If either of these are true, you can save a lot of time by submitting your I-360 to USCIS at the same time as your green card application (described below). That way, you don't have to wait for USCIS approval of the I-360 before moving forward with your green card application.

Otherwise—for example, if you're the spouse or child or a U.S. permanent resident who never submitted an I-130 petition on your behalf—you will need to submit your Form I-360 to USCIS, wait for its approval, and then file your green card (adjustment of status) application.

How Long Will It Take for USCIS to Process the I-360 Self-Petition?
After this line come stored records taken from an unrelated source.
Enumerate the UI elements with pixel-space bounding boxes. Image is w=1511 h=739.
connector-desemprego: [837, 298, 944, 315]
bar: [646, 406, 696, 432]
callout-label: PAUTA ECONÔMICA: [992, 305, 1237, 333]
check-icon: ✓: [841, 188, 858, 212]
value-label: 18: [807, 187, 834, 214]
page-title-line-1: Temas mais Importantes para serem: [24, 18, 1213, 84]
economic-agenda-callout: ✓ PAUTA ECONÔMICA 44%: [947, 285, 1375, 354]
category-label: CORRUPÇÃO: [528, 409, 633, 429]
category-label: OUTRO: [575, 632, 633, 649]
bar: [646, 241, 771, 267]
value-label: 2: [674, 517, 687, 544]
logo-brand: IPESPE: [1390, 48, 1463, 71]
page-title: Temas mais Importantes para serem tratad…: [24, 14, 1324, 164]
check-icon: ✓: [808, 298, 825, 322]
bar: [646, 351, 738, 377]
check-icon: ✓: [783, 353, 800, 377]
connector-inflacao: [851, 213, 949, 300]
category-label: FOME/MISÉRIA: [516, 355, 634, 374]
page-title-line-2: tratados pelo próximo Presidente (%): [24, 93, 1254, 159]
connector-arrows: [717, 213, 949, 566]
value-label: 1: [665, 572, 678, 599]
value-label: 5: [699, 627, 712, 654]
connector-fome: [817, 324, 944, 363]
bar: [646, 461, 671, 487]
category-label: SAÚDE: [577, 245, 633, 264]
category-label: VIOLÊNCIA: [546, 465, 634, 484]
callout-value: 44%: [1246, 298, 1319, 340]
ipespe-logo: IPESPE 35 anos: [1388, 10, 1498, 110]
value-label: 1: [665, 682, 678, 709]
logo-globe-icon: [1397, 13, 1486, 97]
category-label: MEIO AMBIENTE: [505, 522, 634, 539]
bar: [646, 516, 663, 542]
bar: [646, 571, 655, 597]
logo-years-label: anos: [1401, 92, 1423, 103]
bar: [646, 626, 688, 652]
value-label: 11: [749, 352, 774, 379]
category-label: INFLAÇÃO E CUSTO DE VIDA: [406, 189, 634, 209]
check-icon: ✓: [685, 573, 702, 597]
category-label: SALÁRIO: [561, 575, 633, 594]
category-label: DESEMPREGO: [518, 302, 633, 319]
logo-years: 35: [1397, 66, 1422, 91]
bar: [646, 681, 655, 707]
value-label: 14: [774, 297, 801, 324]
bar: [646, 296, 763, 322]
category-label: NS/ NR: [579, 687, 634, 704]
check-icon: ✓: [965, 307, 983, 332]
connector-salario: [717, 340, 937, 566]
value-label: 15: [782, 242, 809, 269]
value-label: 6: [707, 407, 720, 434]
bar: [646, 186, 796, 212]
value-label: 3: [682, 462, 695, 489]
Many steps must be completed before USCIS can approve your I-360, and these can take many months. You can check the current average processing time on USCIS's website. Waits of over three years were the reported average in summer 2024!

After USCIS receives your I-360 petition, it will send a receipt notice to the address you have provided on the form. Use the case number on this notice to track the progress of your application in USCIS's "case status online" system, and get in touch with the agency if you wait longer than is normal. You can do this either via telephone or in writing, by following the instructions on the USCIS Contact Center web page (look for the section called "Inquiries for VAWA, T, and U Filings (Including Form I-751 Abuse Waivers)."

USCIS may then review the self-petition to see whether it can be approved if everything you stated within is true. This is called a "prima facie determination."

If USCIS decides that your self-petition can be approved if it is true, it will send you a "Prima Facie Approval" letter. This does not mean you are granted anything yet. It does, however, mean that you can qualify for some types of public assistance. After sending you this Prima Facie Approval letter, USCIS will take more time to look carefully at your self-petition.

If USCIS needs more evidence to determine whether it should approve your I-360, it will send you a letter asking for it (a "Request for Evidence" or "RFE"). You will have a set period of time, usually 60 days, in which to give USCIS the new evidence or an explanation as to why you cannot do so.

If USCIS does not believe you qualify as an abused spouse, parent, or child, it might send you a "Notice of Intent to Deny." This will state the reasons why USCIS believes you do not qualify, and will give you additional time to send evidence that will change its mind. If you do not send convincing follow-up evidence, USCIS will deny the self-petition.

USCIS can also deny your I-360 without sending you a Notice of Intent to Deny.

After Your I-360 Receives USCIS Approval

If USCIS believes it has enough evidence showing that you are an abused spouse, parent, or child, it will send you an approval letter for your self-petition. This does not mean you are a lawful permanent resident yet, however. You have only completed the first step in the process.

Next, you can begin to prepare your application to adjust your status (receive a green card). The main form for this is USCIS Form I-485, and more detailed instructions are found in How to File for Adjustment of Status (a Green Card) Based on VAWA.

If the abuser is a U.S. citizen, you are eligible to apply to adjust status as soon as your I-360 has been approved.

If the abuser is a permanent resident (green card holder), however, you will have to wait for a visa to become available in order to apply for your green card; in other words, for your "priority date" to become current. That could take several months or even years. However, with an approved I-360, you can remain lawfully in the U.S. and can request work authorization (an EAD, as described above) while you wait.

Your "priority date" would ordinarily be set based on the date that your I-360 was approved. If, however, the abuser previously filed an I-130 petition for you, you can use that priority date instead.

See Adjustment of Status Procedures for more information on this final stage of the green card application process.

Getting Legal Help

Because the process of applying for VAWA-based permanent residence is complex, consider getting a full analysis of your situation from an experienced immigration attorney. The attorney can also help you prepare the paperwork and monitor your application as it makes its way through the system.